Die Stimme Norwegens

Von Wolfram Goertz · 04.09.2007
Mit der Musik zu Henrik Ibsens Schauspiel "Peer Gynt" oder mit der "Holberg-Suite" wurde der Komponist Edvard Grieg weltberühmt. Obwohl er früh sich auf Reisen durch Europa begab, blieb er seiner norwegischen Heimat stets treu. So zeigen seine Kompositionen, wie sehr sich Grieg von den Volksliedern und Märchen des hohen Nordens inspirieren ließ.
Schon in jungen Jahren hörte der begabte Edvard Musik in sich, wenn er an die Natur dachte. Lebenslang blieb sie seine Inspirationsquelle. Der Komponist wurde 1843 in der westnorwegischen Hafenstadt Bergen geboren, dort starb er am 4. September 1907. Grieg gilt als Norwegens Nationalkomponist, aber um die Musik seiner Heimat verarbeiten und verfeinern zu können, musste er erst einmal in die Fremde.

Er studierte in Leipzig, reiste nach Rom und nach Kopenhagen, studierte Komposition und Dirigieren, doch am wohlsten fühlte er sich stets nach der Rückkehr in die skandinavische Heimat, nah am Meer, bei den Fjorden und Bergen, bei Märchen und jenen Volksliedern, die er im klassische Musik umformte.

Trotzdem war Grieg kein Phantast, sondern ein Realist, auch in der Musik und in der Wahrnehmung kultureller Missstände. Als er für Ibsens Schauspiel "Peer Gynt" die Musik komponiert und bald zu einer eigenständigen Orchestersuite konzentriert hatte, raufte er sich die Haare, als von einer geplanten Aufführung mit dem Osloer Orchester erfuhr:

"Das Orchester ist absolut ein Skandal, noch nie war es schlechter. Es wäre ein großes Fiasko, ihm zu diesem jetzigen Zeitpunkt eine Partitur mit moderner Orchestrierungskunst zu überantworten."

Moderne Orchestrierungskunst – das war in der Tat eine von Griegs Pionierleistungen für die Musikgeschichte. Er verfügte über die Instrumente und ihre Klänge wie ein Alchemist, was ihm den Vorwurf eintrug, er sei mehr am Dekor als an der strukturellen Entwicklung von Musik interessiert.
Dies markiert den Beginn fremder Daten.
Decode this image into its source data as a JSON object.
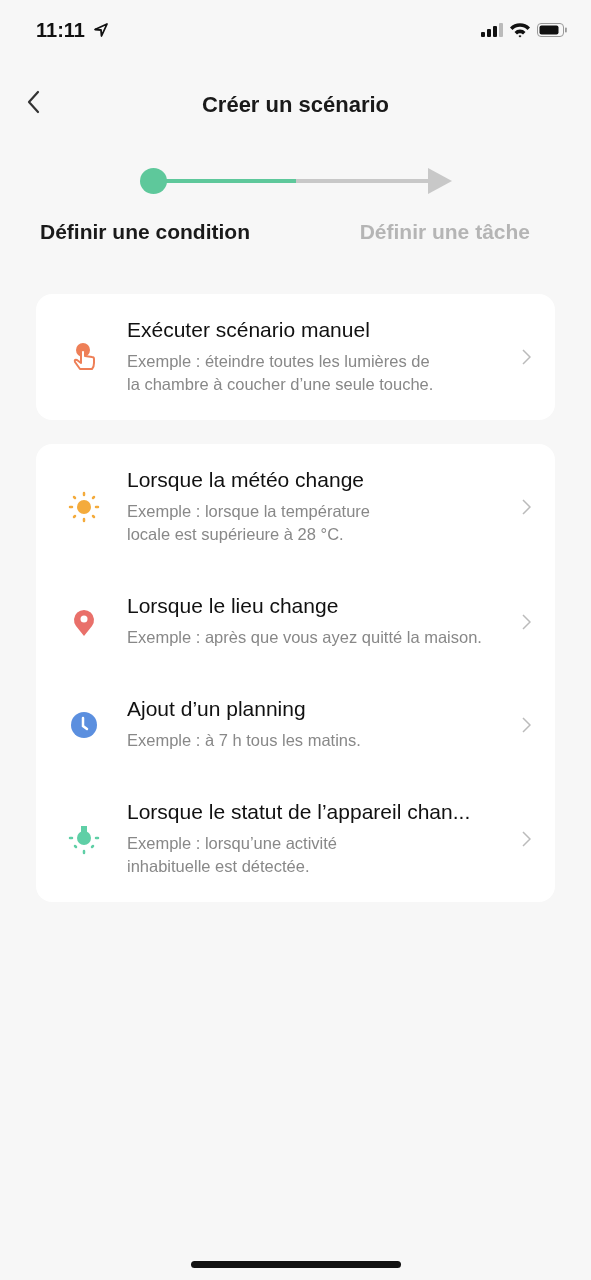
{
  "status_bar": {
    "time": "11:11"
  },
  "header": {
    "title": "Créer un scénario"
  },
  "stepper": {
    "level": 0.5,
    "steps": [
      {
        "label": "Définir une condition",
        "selected": true
      },
      {
        "label": "Définir une tâche",
        "selected": false
      }
    ]
  },
  "groups": [
    {
      "items": [
        {
          "kind": "manual",
          "color": "#ee7f57",
          "title": "Exécuter scénario manuel",
          "description": "Exemple : éteindre toutes les lumières de la chambre à coucher d’une seule touche."
        }
      ]
    },
    {
      "items": [
        {
          "kind": "weather",
          "color": "#f4ab3c",
          "title": "Lorsque la météo change",
          "description": "Exemple : lorsque la température locale est supérieure à 28 °C."
        },
        {
          "kind": "location",
          "color": "#e9706a",
          "title": "Lorsque le lieu change",
          "description": "Exemple : après que vous ayez quitté la maison."
        },
        {
          "kind": "schedule",
          "color": "#5b8fdf",
          "title": "Ajout d’un planning",
          "description": "Exemple : à 7 h tous les matins."
        },
        {
          "kind": "device",
          "color": "#5fcfa6",
          "title": "Lorsque le statut de l’appareil chan...",
          "description": "Exemple : lorsqu’une activité inhabituelle est détectée."
        }
      ]
    }
  ]
}
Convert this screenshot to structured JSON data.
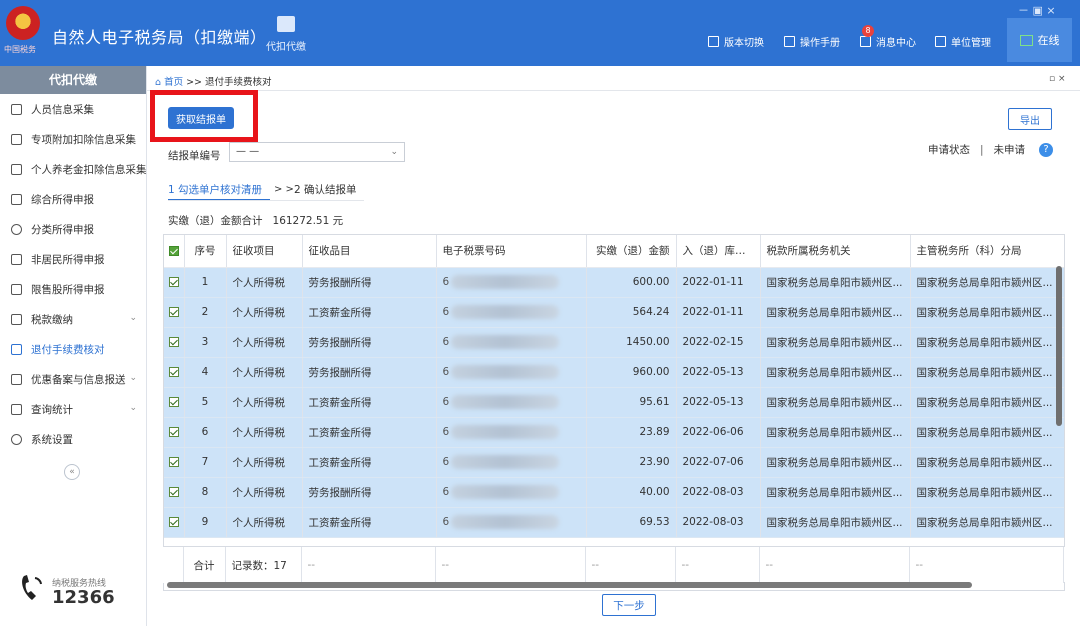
{
  "header": {
    "app_title": "自然人电子税务局（扣缴端）",
    "logo_text": "中国税务",
    "nav_tab": "代扣代缴",
    "version_switch": "版本切换",
    "manual": "操作手册",
    "messages": "消息中心",
    "message_count": "8",
    "unit_mgmt": "单位管理",
    "online": "在线",
    "win_controls": "－ ▣ ×",
    "colors": {
      "bar": "#2e72d2",
      "badge": "#e8413d"
    }
  },
  "sidebar": {
    "title": "代扣代缴",
    "items": [
      {
        "label": "人员信息采集",
        "icon": "person-icon"
      },
      {
        "label": "专项附加扣除信息采集",
        "icon": "list-icon"
      },
      {
        "label": "个人养老金扣除信息采集",
        "icon": "card-icon"
      },
      {
        "label": "综合所得申报",
        "icon": "layers-icon"
      },
      {
        "label": "分类所得申报",
        "icon": "clock-icon"
      },
      {
        "label": "非居民所得申报",
        "icon": "user-icon"
      },
      {
        "label": "限售股所得申报",
        "icon": "bar-chart-icon"
      },
      {
        "label": "税款缴纳",
        "icon": "wallet-icon"
      },
      {
        "label": "退付手续费核对",
        "icon": "doc-icon"
      },
      {
        "label": "优惠备案与信息报送",
        "icon": "folder-icon"
      },
      {
        "label": "查询统计",
        "icon": "search-list-icon"
      },
      {
        "label": "系统设置",
        "icon": "gear-icon"
      }
    ],
    "collapse": "«",
    "hotline_label": "纳税服务热线",
    "hotline_number": "12366"
  },
  "main": {
    "breadcrumb_home": "首页",
    "breadcrumb_sep": " >> ",
    "breadcrumb_current": "退付手续费核对",
    "window_controls": "▫ ×",
    "fetch_button": "获取结报单",
    "export_button": "导出",
    "report_no_label": "结报单编号",
    "report_no_value": "— —",
    "status_label": "申请状态",
    "status_value": "未申请",
    "help": "?",
    "step1": "1 勾选单户核对清册",
    "step_arrow": "> >",
    "step2": "2 确认结报单",
    "total_label": "实缴（退）金额合计",
    "total_value": "161272.51 元",
    "next_button": "下一步"
  },
  "table": {
    "columns": [
      "序号",
      "征收项目",
      "征收品目",
      "电子税票号码",
      "实缴（退）金额",
      "入（退）库日期",
      "税款所属税务机关",
      "主管税务所（科）分局"
    ],
    "rows": [
      {
        "no": "1",
        "item": "个人所得税",
        "sub": "劳务报酬所得",
        "ticket": "6",
        "amount": "600.00",
        "date": "2022-01-11",
        "office": "国家税务总局阜阳市颍州区...",
        "branch": "国家税务总局阜阳市颍州区..."
      },
      {
        "no": "2",
        "item": "个人所得税",
        "sub": "工资薪金所得",
        "ticket": "6",
        "amount": "564.24",
        "date": "2022-01-11",
        "office": "国家税务总局阜阳市颍州区...",
        "branch": "国家税务总局阜阳市颍州区..."
      },
      {
        "no": "3",
        "item": "个人所得税",
        "sub": "劳务报酬所得",
        "ticket": "6",
        "amount": "1450.00",
        "date": "2022-02-15",
        "office": "国家税务总局阜阳市颍州区...",
        "branch": "国家税务总局阜阳市颍州区..."
      },
      {
        "no": "4",
        "item": "个人所得税",
        "sub": "劳务报酬所得",
        "ticket": "6",
        "amount": "960.00",
        "date": "2022-05-13",
        "office": "国家税务总局阜阳市颍州区...",
        "branch": "国家税务总局阜阳市颍州区..."
      },
      {
        "no": "5",
        "item": "个人所得税",
        "sub": "工资薪金所得",
        "ticket": "6",
        "amount": "95.61",
        "date": "2022-05-13",
        "office": "国家税务总局阜阳市颍州区...",
        "branch": "国家税务总局阜阳市颍州区..."
      },
      {
        "no": "6",
        "item": "个人所得税",
        "sub": "工资薪金所得",
        "ticket": "6",
        "amount": "23.89",
        "date": "2022-06-06",
        "office": "国家税务总局阜阳市颍州区...",
        "branch": "国家税务总局阜阳市颍州区..."
      },
      {
        "no": "7",
        "item": "个人所得税",
        "sub": "工资薪金所得",
        "ticket": "6",
        "amount": "23.90",
        "date": "2022-07-06",
        "office": "国家税务总局阜阳市颍州区...",
        "branch": "国家税务总局阜阳市颍州区..."
      },
      {
        "no": "8",
        "item": "个人所得税",
        "sub": "劳务报酬所得",
        "ticket": "6",
        "amount": "40.00",
        "date": "2022-08-03",
        "office": "国家税务总局阜阳市颍州区...",
        "branch": "国家税务总局阜阳市颍州区..."
      },
      {
        "no": "9",
        "item": "个人所得税",
        "sub": "工资薪金所得",
        "ticket": "6",
        "amount": "69.53",
        "date": "2022-08-03",
        "office": "国家税务总局阜阳市颍州区...",
        "branch": "国家税务总局阜阳市颍州区..."
      }
    ],
    "summary": {
      "label": "合计",
      "records": "记录数：17",
      "dash": "--"
    }
  }
}
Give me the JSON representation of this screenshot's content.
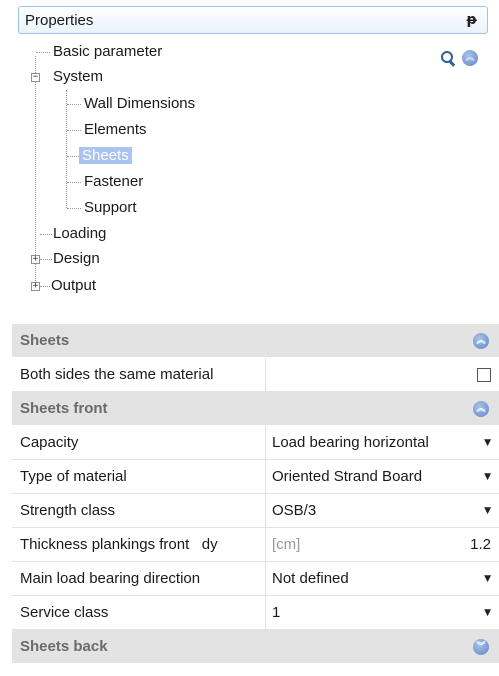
{
  "panel": {
    "title": "Properties",
    "pin_glyph": "ᵽ"
  },
  "tree": {
    "basic_parameter": "Basic parameter",
    "system": "System",
    "wall_dimensions": "Wall Dimensions",
    "elements": "Elements",
    "sheets": "Sheets",
    "fastener": "Fastener",
    "support": "Support",
    "loading": "Loading",
    "design": "Design",
    "output": "Output",
    "expanded_glyph": "−",
    "collapsed_glyph": "+"
  },
  "toolbar": {
    "search_icon": "search-icon",
    "collapse_icon": "collapse-icon",
    "collapse_glyph": "︽"
  },
  "grid": {
    "sheets_category": "Sheets",
    "both_sides_label": "Both sides the same material",
    "both_sides_checked": false,
    "sheets_front_category": "Sheets front",
    "capacity_label": "Capacity",
    "capacity_value": "Load bearing horizontal",
    "material_label": "Type of material",
    "material_value": "Oriented Strand Board",
    "strength_label": "Strength class",
    "strength_value": "OSB/3",
    "thickness_label": "Thickness plankings front   dy",
    "thickness_unit": "[cm]",
    "thickness_value": "1.2",
    "load_dir_label": "Main load bearing direction",
    "load_dir_value": "Not defined",
    "service_label": "Service class",
    "service_value": "1",
    "sheets_back_category": "Sheets back",
    "collapse_up_glyph": "︽",
    "expand_down_glyph": "︾",
    "dropdown_glyph": "▼"
  },
  "colors": {
    "category_bg": "#e3e3e3",
    "selection_bg": "#a9c4ee",
    "title_border": "#9ec3e6"
  }
}
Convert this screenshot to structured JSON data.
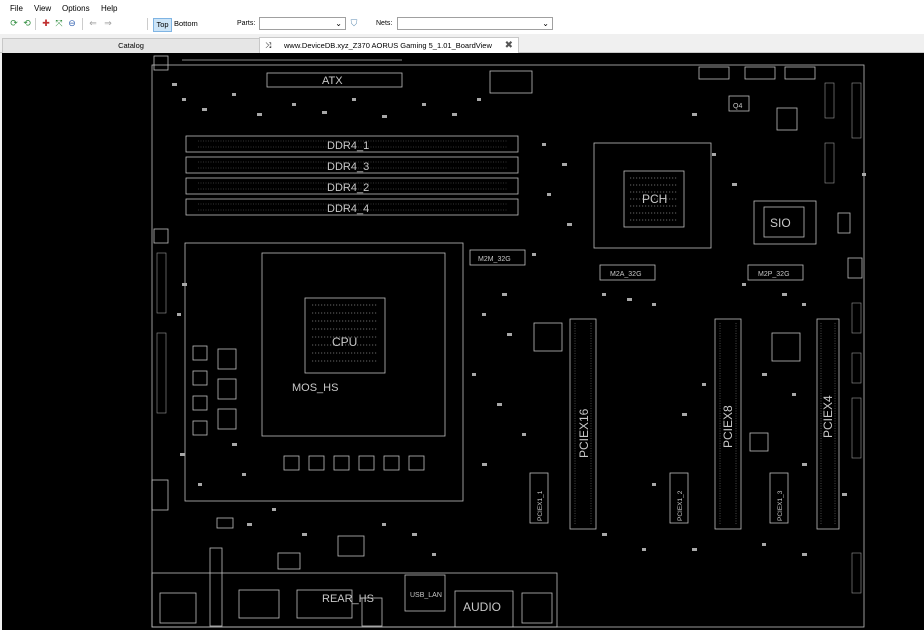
{
  "menu": [
    "File",
    "View",
    "Options",
    "Help"
  ],
  "toolbar": {
    "icons": [
      "refresh-icon",
      "expand-icon",
      "zoom-in-icon",
      "fit-icon",
      "zoom-out-icon",
      "back-arrow-icon",
      "forward-arrow-icon"
    ],
    "top_label": "Top",
    "bottom_label": "Bottom",
    "parts_label": "Parts:",
    "nets_label": "Nets:",
    "parts_value": "",
    "nets_value": ""
  },
  "tabs": {
    "catalog": "Catalog",
    "document": "www.DeviceDB.xyz_Z370 AORUS Gaming 5_1.01_BoardView"
  },
  "board": {
    "labels": {
      "atx": "ATX",
      "ddr1": "DDR4_1",
      "ddr3": "DDR4_3",
      "ddr2": "DDR4_2",
      "ddr4": "DDR4_4",
      "m2m": "M2M_32G",
      "m2a": "M2A_32G",
      "m2p": "M2P_32G",
      "sio": "SIO",
      "pch": "PCH",
      "mos": "MOS_HS",
      "cpu": "CPU",
      "pciex16": "PCIEX16",
      "pciex8": "PCIEX8",
      "pciex4": "PCIEX4",
      "pciex1_1": "PCIEX1_1",
      "pciex1_2": "PCIEX1_2",
      "pciex1_3": "PCIEX1_3",
      "rear_hs": "REAR_HS",
      "audio": "AUDIO",
      "usb_lan": "USB_LAN",
      "q4": "Q4"
    }
  }
}
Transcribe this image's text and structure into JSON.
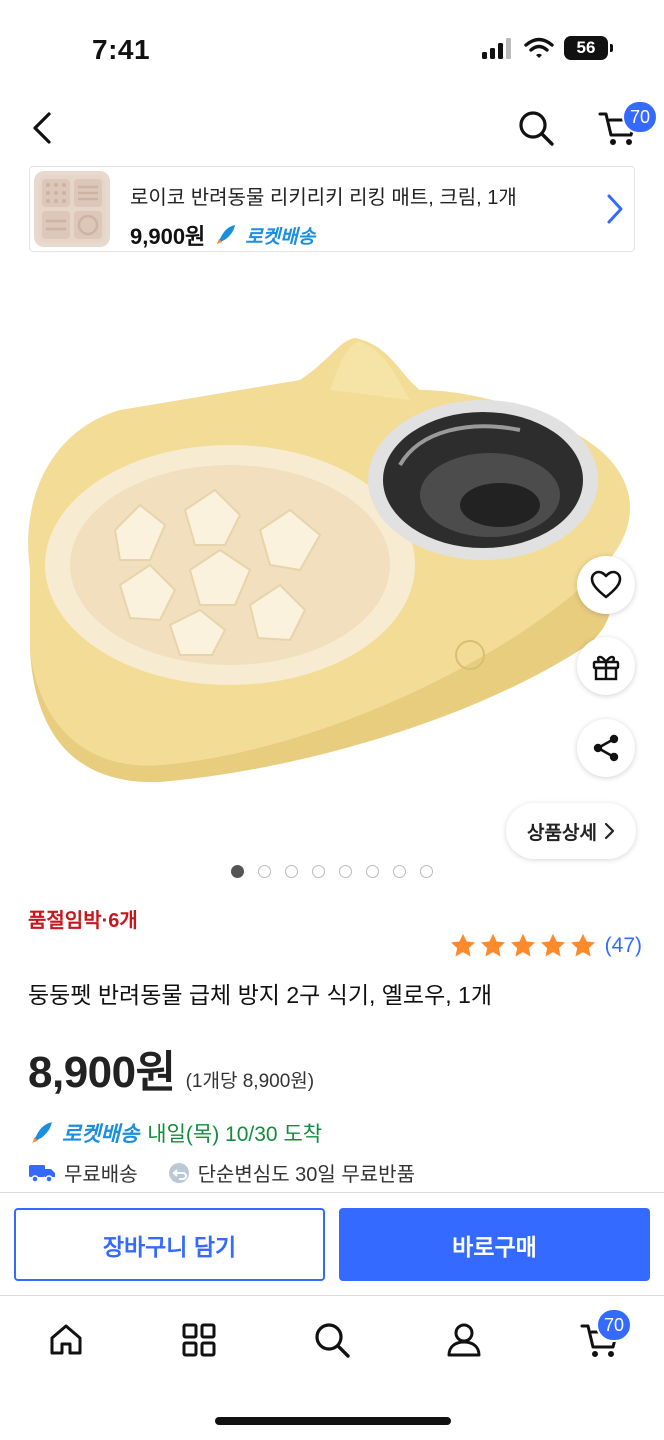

Aber das sind angesichts der saftigen oder schillernden Schönheit seiner Musik lächerliche Einwände. Die "Morgenstimmung" der ersten Peer-Gynt-Suite hat es nicht ohne Grund zu einem der berühmtesten Orchesterwerke überhaupt gebracht.

Edvard Grieg, dessen Stimme in Europa sehr beachtet wurde, war mit seinen Kollegen Brahms, Liszt, Tschaikowsky und mit dem Dichter Hans Christian Andersen eng befreundet. Er galt als überaus sympathischer, bescheidener Mensch, der die Kunst anderer zu schätzen wusste – auch in fremden Disziplinen:

"Ich möchte sagen, dass Verdi zusammen mit Wagner die größten Dramatiker unseres Jahrhunderts überflügelt hat. Aber: Groß, größer, am größten existiert nun einmal nicht im Reiche der Kunst. Das Große ist groß. Damit punctum."

Die Zeitläufte haben Grieg in der Erinnerung bewahrt, im Konzertleben wie beispielsweise auch in vielen Filmen, in denen seine Melodien anklingen. Das a-moll-Klavierkonzert wurde ein Knüller. "Solveigs Lied" könnte halb Europa mitsummen. Ganz groß war Edvard Grieg dennoch im Kleinen, in seinen zahllosen Miniaturen, poetischen Stimmungsbildern. In seiner Sehnsucht, Haus- und Konzertmusik auf der Basis einer zur Kunst erhobenen Volksmusik zu komponieren, war er seinem Vorbild Robert Schumann sehr ähnlich.